Artykuły

Z motyką na słońce

To wszystko już było, nie ma w tych obrazach scenicznych krzty oryginalności, osobistego odniesienia, czegokolwiek, co świadczyłoby, że twórcy rzeczywiście inspirowali się jakąkolwiek literaturą, a nie tylko zaczerpnęli ze skarbca cytatów kulturowych - o "Czy to jest jeszcze człowiek?" w reż. Bartłomieja Piotrowskiego Teatru Psychodelii Absolutnej ON OFF pisze Hubert Michalak z Nowej Siły Krytycznej.

Teatr Psychodelii Absolutnej ON OFF wziął na warsztat temat trudny i - choć związany ściśle z historią XX wieku - wciąż budzący emocje w Polsce i na całym świecie. Spektakl "Czy to jest jeszcze człowiek?" dotyka tematu zbrodni nazistowskiej i wydarzeń Holocaustu. I choć temat jest ważki, a potencjalne oczekiwania społeczne zapewne niemałe, niespełna półgodzinny pokaz traktuje go przedmiotowo, nie stając artystycznie na wysokości zadania.

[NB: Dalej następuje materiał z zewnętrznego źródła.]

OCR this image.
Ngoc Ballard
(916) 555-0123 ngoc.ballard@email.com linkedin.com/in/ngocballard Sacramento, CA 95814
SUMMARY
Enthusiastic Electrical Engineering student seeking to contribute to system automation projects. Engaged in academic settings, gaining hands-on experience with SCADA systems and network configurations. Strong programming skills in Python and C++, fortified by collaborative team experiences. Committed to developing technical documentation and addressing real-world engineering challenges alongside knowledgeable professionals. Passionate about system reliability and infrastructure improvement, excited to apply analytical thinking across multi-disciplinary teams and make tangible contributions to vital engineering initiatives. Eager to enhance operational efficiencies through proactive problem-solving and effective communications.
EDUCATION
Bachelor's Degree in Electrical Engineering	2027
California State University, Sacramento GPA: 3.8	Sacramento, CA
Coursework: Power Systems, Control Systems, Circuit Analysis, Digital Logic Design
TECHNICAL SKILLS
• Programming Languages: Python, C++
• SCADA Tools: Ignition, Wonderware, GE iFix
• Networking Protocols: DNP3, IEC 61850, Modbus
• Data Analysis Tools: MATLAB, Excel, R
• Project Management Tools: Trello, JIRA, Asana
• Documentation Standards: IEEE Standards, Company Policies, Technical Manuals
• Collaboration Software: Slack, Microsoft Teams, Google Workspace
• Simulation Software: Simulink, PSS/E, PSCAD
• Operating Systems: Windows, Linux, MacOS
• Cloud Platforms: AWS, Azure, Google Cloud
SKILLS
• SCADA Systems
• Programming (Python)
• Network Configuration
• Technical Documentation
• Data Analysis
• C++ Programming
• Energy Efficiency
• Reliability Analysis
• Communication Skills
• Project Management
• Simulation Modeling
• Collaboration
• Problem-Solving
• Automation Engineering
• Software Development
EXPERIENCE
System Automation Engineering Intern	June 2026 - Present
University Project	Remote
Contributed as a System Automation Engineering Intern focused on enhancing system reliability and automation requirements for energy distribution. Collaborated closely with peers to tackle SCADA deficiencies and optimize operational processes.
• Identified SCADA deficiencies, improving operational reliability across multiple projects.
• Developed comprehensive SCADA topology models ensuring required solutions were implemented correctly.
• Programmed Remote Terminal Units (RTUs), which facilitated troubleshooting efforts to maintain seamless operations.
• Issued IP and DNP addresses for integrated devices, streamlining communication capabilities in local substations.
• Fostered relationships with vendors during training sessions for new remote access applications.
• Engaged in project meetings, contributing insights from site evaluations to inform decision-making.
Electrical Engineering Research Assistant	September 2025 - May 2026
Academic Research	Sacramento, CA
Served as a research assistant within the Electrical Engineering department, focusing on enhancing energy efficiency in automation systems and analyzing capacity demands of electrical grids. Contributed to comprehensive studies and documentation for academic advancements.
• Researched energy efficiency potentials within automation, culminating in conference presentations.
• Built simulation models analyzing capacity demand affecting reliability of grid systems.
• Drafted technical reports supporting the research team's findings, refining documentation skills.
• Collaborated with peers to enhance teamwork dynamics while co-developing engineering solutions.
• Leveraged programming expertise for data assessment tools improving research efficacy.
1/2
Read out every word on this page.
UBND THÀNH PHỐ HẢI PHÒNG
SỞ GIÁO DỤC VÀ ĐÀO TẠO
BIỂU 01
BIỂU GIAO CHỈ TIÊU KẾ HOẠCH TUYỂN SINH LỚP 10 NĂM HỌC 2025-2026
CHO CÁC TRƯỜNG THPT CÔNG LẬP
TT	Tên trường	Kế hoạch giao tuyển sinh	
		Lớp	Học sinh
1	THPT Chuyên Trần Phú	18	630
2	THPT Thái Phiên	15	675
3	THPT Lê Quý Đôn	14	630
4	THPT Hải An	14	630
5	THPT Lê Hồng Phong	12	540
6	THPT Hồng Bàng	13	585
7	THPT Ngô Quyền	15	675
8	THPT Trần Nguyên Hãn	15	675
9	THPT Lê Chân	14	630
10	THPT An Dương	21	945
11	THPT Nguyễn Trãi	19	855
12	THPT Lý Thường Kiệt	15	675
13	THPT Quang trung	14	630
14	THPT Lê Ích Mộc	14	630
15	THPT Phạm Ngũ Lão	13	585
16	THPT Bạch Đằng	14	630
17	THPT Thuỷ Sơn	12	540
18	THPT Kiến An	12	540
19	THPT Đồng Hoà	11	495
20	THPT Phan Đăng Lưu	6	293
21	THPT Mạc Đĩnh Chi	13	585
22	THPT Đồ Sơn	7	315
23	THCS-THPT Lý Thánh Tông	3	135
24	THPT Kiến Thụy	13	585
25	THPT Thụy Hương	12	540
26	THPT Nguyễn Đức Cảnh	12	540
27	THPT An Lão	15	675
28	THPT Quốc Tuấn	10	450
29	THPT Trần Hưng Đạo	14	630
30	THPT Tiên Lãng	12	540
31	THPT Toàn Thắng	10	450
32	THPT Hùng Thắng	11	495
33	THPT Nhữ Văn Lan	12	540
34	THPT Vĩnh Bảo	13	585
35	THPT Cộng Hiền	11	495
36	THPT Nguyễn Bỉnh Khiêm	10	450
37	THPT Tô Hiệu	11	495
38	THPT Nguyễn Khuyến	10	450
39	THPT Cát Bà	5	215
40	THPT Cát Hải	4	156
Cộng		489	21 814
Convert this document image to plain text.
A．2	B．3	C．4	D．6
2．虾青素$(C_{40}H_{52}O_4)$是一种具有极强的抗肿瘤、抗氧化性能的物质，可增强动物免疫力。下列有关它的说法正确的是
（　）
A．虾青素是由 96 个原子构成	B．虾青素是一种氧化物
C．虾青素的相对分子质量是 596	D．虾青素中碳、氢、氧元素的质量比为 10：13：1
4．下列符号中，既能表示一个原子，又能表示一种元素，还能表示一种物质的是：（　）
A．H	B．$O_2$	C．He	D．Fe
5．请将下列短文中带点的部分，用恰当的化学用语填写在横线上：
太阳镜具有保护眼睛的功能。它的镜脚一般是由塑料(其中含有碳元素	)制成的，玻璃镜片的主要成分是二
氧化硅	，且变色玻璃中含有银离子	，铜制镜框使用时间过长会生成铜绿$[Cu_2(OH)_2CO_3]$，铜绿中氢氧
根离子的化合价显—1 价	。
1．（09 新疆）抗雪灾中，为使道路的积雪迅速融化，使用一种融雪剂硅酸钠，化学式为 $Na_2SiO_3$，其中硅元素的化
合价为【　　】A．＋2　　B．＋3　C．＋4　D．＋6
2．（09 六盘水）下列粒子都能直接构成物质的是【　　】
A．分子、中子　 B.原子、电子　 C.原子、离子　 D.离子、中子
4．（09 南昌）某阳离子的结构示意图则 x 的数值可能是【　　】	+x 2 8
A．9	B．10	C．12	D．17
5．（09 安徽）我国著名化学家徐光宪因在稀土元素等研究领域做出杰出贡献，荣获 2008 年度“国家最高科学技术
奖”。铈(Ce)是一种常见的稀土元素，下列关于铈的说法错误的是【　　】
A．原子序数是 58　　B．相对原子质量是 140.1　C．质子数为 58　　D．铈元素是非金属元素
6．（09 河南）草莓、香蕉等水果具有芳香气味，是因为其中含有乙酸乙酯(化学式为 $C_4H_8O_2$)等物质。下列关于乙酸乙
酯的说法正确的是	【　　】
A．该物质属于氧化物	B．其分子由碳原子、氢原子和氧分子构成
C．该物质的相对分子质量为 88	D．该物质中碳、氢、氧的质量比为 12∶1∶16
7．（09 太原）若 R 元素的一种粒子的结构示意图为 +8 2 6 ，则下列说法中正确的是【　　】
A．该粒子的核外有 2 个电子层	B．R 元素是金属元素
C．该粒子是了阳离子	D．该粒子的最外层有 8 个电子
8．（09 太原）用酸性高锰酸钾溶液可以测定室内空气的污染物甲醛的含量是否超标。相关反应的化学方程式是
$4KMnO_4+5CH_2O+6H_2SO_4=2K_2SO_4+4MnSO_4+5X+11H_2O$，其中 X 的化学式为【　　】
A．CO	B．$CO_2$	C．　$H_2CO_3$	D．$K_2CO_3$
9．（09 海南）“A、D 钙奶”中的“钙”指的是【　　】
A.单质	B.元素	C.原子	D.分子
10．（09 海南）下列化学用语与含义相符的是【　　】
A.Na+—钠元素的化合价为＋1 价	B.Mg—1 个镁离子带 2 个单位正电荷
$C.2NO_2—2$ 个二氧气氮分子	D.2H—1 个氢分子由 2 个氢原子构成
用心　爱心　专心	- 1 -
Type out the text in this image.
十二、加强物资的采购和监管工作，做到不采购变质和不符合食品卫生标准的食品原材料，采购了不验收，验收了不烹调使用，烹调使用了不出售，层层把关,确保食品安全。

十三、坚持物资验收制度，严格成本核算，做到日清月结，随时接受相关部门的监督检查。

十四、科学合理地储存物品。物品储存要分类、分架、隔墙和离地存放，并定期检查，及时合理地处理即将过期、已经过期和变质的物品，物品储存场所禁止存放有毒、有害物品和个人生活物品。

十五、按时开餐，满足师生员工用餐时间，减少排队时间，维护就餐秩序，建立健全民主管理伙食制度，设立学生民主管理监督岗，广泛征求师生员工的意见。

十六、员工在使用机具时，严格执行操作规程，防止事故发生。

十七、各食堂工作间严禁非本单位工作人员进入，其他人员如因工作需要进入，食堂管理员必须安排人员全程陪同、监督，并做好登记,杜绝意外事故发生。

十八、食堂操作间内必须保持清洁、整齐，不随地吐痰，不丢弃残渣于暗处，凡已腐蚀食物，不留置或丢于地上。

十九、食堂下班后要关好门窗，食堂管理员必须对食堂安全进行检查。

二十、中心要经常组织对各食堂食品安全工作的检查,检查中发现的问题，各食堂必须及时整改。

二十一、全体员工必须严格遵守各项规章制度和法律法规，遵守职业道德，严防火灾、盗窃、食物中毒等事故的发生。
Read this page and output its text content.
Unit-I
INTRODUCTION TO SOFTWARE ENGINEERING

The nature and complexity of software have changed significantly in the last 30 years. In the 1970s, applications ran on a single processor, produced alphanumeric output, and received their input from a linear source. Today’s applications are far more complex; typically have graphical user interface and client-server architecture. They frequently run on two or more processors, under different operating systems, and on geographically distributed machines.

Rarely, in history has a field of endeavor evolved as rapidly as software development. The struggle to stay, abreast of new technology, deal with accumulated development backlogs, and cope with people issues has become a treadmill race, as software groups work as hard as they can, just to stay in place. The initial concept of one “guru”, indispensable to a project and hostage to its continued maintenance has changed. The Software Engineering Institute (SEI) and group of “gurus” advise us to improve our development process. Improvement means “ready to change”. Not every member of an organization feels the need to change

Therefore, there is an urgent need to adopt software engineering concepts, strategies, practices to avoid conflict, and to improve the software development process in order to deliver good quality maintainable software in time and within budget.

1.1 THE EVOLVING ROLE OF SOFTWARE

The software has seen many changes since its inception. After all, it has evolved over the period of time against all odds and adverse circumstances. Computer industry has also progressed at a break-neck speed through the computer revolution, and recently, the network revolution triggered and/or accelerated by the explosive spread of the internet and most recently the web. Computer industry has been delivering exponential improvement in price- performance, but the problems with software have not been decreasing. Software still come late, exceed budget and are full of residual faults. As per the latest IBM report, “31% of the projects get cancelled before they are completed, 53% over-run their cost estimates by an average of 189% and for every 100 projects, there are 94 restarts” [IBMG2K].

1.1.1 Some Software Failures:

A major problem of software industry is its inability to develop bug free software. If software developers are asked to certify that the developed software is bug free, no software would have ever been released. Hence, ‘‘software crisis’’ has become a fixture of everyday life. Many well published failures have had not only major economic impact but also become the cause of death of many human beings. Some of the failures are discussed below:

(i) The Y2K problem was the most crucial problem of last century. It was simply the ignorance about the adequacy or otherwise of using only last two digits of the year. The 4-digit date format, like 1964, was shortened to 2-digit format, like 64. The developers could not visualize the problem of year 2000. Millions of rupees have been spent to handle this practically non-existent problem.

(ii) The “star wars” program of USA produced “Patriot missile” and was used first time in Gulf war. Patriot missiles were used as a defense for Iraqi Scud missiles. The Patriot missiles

Punktem odniesienia dla spektaklu miała być książka Primo Leviego, Żyda, który przeżył obóz koncentracyjny w Oświęcimiu, a w drodze do rodzinnego Turynu przewędrował Polskę. W przedstawieniu nie oglądamy jednak niczego, co nie byłoby kliszą znaną chociażby z traktujących o tym temacie filmów. Obraz kochanków, którzy rozkazem niemieckiego żołnierza muszą rozstać się przed bramą obozu, śmierć pod wpływem trującego gazu, pozostawione walizki... To wszystko już było, nie ma w tych obrazach scenicznych krzty oryginalności, osobistego odniesienia, czegokolwiek, co świadczyłoby, że twórcy rzeczywiście inspirowali się jakąkolwiek literaturą, a nie tylko zaczerpnęli ze skarbca cytatów kulturowych. Pewnym usprawiedliwieniem tej "inspiracji" mogą być otwierające i zamykające przedstawienie fragmenty powieści Leviego. Jednak i one, oprócz tego, że stanowią klamrę kompozycyjną, nie wyjaśniają w żaden sposób, dlaczego właśnie ten utwór (jak zapewniają twórcy, "jeden z najważniejszych dokumentów literackich na temat Holokaustu") został wybrany jako inspiracja czy punkt wyjścia dla inscenizacji.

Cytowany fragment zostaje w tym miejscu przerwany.